Shit. No way out unless he could somehow sink into and through the mob below…
Forcing himself to keep his breathing even, he began to descend the two flights of concreted steps that would take him into the square in front of the capitol. He’d received threats of one kind or another ever since he could remember; they went with the territory of coming from old money and of being extraordinarily wealthy in his own right. This was different. Before today the threats against his person had always been distant, intangible things that someone else dealt with. Now, for the first time in his life, Cameron knew he was in a situation from which he might not emerge.
His grip on his briefcase tightened. Damn the arrogance that had allowed him to think he could get away with walking into Sanchez’s offices without a bodyguard and an army to back him up. Just because he knew he was more valuable to Sanchez’s Zaragoza alive and free didn’t mean El Presidente did.

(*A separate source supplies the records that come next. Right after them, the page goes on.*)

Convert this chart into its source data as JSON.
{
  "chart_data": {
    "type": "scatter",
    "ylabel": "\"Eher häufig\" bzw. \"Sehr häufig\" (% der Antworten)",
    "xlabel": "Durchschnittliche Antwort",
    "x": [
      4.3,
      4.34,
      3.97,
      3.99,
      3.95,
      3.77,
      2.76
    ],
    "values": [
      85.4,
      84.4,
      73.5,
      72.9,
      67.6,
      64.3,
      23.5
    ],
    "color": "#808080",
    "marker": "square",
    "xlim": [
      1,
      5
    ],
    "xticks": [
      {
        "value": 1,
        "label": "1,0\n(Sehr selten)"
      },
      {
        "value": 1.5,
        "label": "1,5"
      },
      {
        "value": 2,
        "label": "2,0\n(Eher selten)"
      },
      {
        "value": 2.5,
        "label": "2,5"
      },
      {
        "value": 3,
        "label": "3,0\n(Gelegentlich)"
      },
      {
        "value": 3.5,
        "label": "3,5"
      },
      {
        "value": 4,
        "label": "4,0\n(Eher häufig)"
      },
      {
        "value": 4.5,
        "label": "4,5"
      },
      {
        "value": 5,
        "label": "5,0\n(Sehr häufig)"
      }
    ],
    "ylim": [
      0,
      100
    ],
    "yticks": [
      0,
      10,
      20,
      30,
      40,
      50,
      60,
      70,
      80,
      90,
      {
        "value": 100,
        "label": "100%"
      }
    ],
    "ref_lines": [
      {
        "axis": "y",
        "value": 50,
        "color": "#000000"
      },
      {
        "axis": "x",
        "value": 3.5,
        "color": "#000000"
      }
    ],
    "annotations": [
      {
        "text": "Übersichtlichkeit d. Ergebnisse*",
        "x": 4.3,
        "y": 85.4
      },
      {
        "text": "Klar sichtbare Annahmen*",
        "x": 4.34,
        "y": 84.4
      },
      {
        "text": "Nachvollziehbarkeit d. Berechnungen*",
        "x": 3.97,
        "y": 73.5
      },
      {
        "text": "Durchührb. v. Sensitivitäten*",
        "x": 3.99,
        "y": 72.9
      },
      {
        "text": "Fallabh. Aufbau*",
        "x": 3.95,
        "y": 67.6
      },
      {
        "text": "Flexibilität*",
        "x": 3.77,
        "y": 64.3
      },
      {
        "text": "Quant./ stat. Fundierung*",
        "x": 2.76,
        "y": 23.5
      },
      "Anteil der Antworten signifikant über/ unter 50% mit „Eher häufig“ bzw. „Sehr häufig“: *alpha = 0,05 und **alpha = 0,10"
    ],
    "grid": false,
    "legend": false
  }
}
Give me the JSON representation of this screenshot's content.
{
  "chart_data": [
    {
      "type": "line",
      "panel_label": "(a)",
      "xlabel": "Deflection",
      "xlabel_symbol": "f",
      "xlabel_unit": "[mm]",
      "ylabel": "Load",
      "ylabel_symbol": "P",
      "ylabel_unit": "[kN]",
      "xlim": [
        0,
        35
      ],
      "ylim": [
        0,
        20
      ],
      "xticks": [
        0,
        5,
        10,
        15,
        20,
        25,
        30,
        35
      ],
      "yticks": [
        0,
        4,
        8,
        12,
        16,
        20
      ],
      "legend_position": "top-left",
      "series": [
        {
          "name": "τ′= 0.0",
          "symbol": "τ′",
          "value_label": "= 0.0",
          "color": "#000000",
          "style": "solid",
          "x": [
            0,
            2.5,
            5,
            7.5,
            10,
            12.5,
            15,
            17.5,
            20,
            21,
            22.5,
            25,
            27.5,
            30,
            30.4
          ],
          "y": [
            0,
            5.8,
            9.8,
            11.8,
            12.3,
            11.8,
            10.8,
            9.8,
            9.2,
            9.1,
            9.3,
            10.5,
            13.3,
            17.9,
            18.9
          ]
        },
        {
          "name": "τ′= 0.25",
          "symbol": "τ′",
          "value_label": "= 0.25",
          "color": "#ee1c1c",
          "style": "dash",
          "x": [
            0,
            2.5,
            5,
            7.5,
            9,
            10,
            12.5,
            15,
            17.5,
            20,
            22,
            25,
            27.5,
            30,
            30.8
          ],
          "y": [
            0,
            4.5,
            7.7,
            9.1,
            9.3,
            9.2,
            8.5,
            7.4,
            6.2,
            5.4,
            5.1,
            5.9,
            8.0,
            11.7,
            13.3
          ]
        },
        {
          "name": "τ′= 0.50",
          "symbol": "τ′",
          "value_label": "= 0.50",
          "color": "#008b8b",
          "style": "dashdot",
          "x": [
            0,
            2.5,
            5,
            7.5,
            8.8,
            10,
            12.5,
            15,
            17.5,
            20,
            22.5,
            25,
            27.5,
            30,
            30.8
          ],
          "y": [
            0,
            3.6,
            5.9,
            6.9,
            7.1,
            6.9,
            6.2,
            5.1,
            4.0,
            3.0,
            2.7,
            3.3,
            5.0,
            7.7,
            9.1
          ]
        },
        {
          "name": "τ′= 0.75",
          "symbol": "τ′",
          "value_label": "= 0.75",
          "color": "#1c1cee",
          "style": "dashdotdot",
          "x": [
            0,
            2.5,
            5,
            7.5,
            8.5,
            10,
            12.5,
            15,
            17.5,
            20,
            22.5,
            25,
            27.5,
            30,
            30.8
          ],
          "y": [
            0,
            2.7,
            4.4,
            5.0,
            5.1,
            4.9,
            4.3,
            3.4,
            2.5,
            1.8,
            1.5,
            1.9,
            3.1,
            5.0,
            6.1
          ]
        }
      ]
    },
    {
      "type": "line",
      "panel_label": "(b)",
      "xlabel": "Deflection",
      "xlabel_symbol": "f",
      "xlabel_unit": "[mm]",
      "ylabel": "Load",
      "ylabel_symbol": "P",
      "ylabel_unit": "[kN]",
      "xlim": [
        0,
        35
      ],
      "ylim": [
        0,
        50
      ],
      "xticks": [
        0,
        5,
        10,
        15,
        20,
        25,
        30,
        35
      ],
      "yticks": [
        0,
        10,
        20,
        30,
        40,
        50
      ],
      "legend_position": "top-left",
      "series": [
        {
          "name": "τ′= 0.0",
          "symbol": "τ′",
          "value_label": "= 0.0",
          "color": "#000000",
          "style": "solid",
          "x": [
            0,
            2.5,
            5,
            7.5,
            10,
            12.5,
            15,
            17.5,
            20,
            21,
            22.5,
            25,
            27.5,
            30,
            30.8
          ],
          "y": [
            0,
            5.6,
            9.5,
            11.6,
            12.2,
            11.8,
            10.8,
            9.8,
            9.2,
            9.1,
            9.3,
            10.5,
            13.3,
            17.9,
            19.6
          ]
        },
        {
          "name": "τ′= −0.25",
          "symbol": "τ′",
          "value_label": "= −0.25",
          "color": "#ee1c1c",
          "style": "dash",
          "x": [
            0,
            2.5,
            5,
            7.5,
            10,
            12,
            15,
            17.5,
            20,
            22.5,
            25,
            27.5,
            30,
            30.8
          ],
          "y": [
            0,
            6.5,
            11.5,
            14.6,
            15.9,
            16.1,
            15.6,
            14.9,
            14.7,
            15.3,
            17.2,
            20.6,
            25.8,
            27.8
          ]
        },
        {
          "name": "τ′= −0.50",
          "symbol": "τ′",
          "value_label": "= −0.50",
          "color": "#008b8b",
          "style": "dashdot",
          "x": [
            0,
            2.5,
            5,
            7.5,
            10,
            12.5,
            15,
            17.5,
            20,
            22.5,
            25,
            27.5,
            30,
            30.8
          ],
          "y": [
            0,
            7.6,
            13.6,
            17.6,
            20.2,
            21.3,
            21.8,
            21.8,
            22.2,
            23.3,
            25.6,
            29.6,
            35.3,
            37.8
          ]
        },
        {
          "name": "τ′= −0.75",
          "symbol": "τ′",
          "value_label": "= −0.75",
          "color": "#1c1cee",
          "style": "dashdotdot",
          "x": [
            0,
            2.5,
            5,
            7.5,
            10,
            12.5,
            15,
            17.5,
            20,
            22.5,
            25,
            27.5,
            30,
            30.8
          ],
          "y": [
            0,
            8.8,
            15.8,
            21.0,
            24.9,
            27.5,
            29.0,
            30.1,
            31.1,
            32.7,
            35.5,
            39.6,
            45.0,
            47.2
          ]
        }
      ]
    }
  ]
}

Keep moving, he thought. Keep your wits about you. Look for the opening. There’s always an opening. Look, damn it, look! I’ll be damned if I’ll die here.
He took a step, and the crowd pressed in on him, a confusion of fists, sticks and signs waving in his face. Hands snatched at the fabric of his suit, and when he wrenched away it tore. Something wet exploded against him, spattering his face, filling his nostrils with its stench. He could smell the odor of mob violence, unadulterated behind the halfhearted attempts of the government police to keep the mob at bay.
Glass shattered at Cameron’s feet, fragments spraying up to spear his trousers. A Minicam appeared in his face, then was swept aside as he passed. A rock hit his head, and he swayed dizzily. Sticky moisture oozed down through his hair to drip onto the collar of his shirt. Blood.